CBD, St Kilda Road & Southbank Office Markets

The Melbourne CBD office vacancy increased from 3.2% in January to 5.8% as at July 2020, its highest level since 2017. Despite the increase, vacancy remains below the 10-year average. COVID-19 has had a profound impact on the Melbourne CBD office leasing market with only 40,000sqm leased in the first half of 2020 compared to 230,000sqm leased in the proceeding six-month period. While sub-lease vacancy has increased over 2020, UPA projects that sub-lease vacancy will increase to 10-year highs by the end of the year. Similar to the metropolitan market, leasing incentives in the CBD have increased notably since the emergence of the pandemic in response to the softening of tenant demand. Urban Property Australia expects several mooted developments to be shelved given the pre-commitment hurdles and uncertain rental outlook.

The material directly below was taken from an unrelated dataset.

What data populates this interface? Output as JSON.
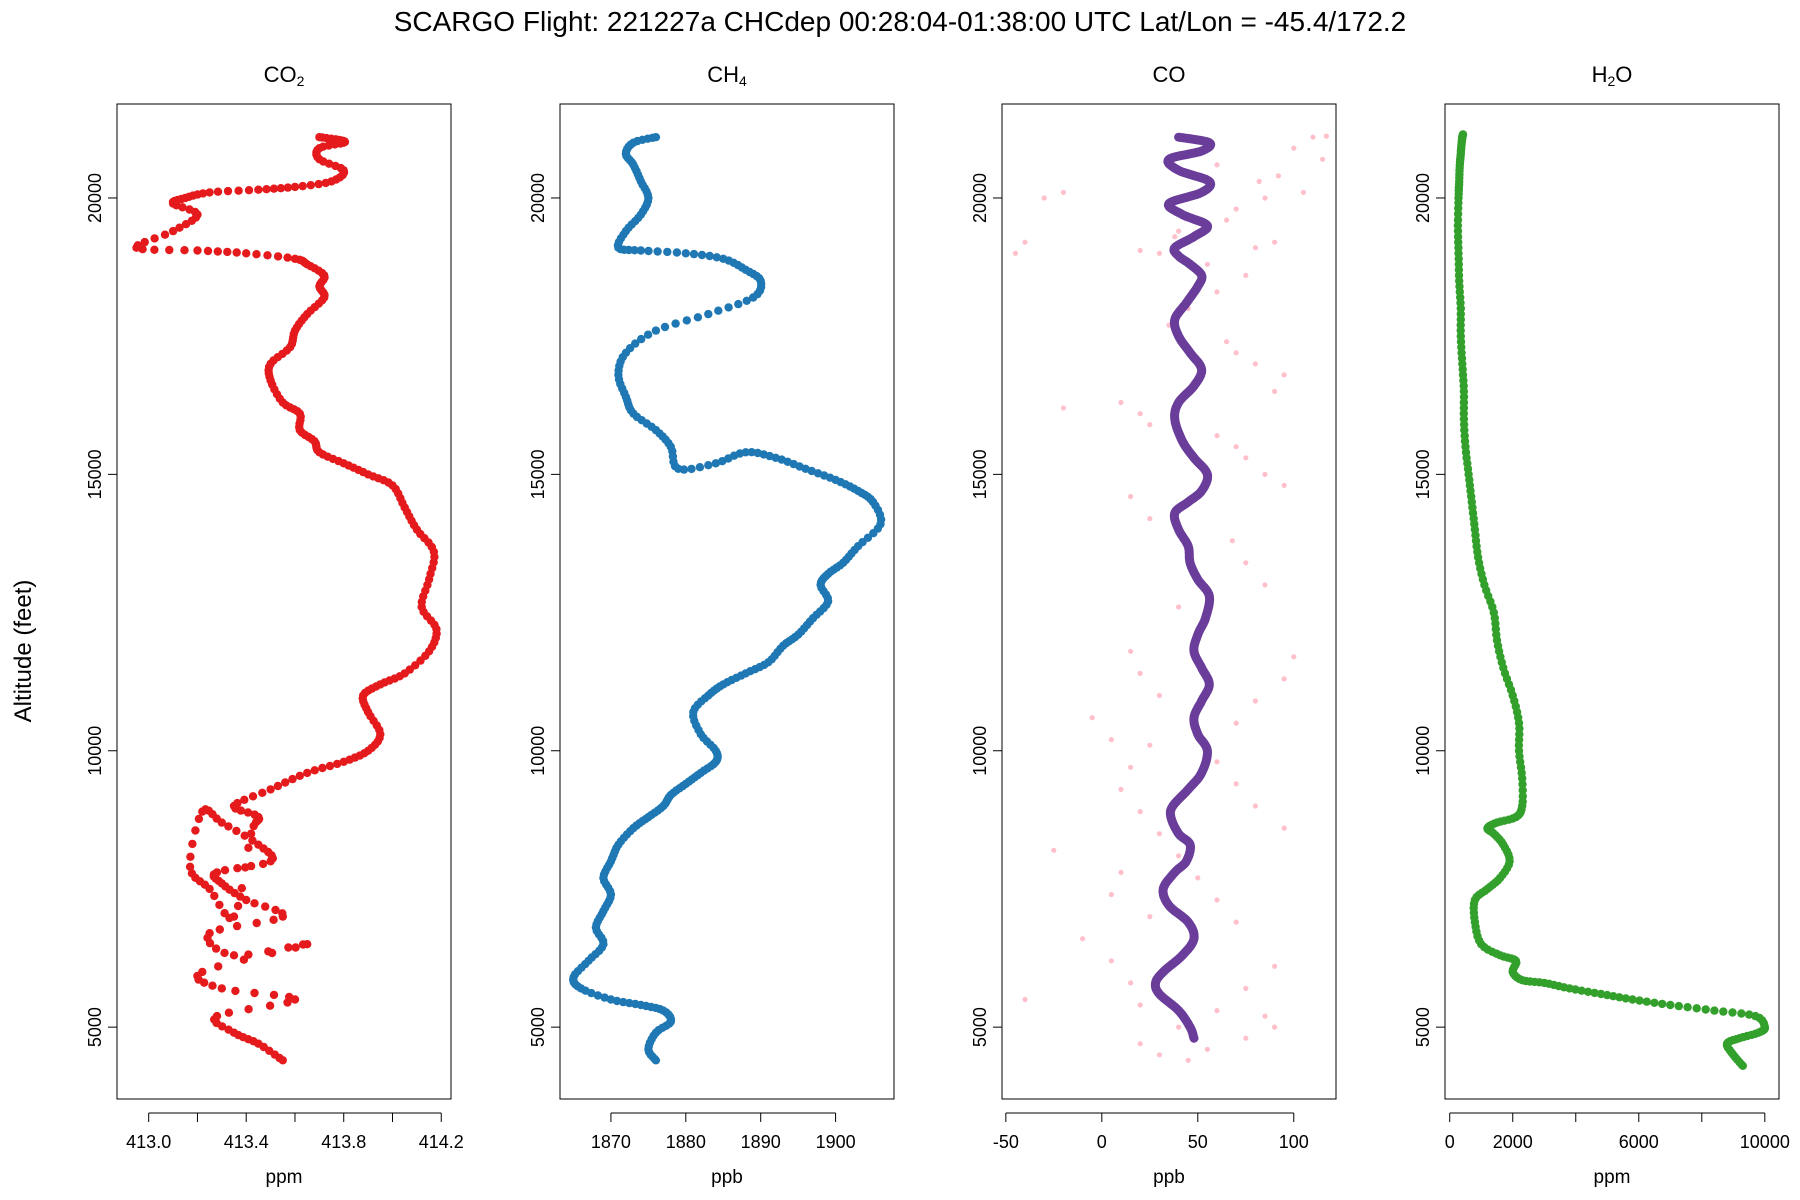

Outside of the CBD, the vacancy rate of the St Kilda Road office market rose to 9.3%, impacted by tenants relocating to other markets and an increase in sub-lease vacancy. The Southbank office market also recorded an increase in vacancy, rising to 10.5%. Looking ahead, with the Anzac railway station as part of the Metro Tunnel project coming online in 2025, Urban Property Australia expects that tenant demand will remain solid for prime quality office stock along St Kilda Road given the enhanced transport access. Sales activity in both Southbank and St Kilda Road office markets has been muted in 2020 to date with only three offices having transacted. The sales volume of the St Kilda Road is currently on track the lowest annual sales level in 15 years. Reflecting the rising vacancy and unemployment levels, prime yields for the CBD, St Kilda Road and Southbank markets have all risen having fallen to historical lows at the beginning of 2020.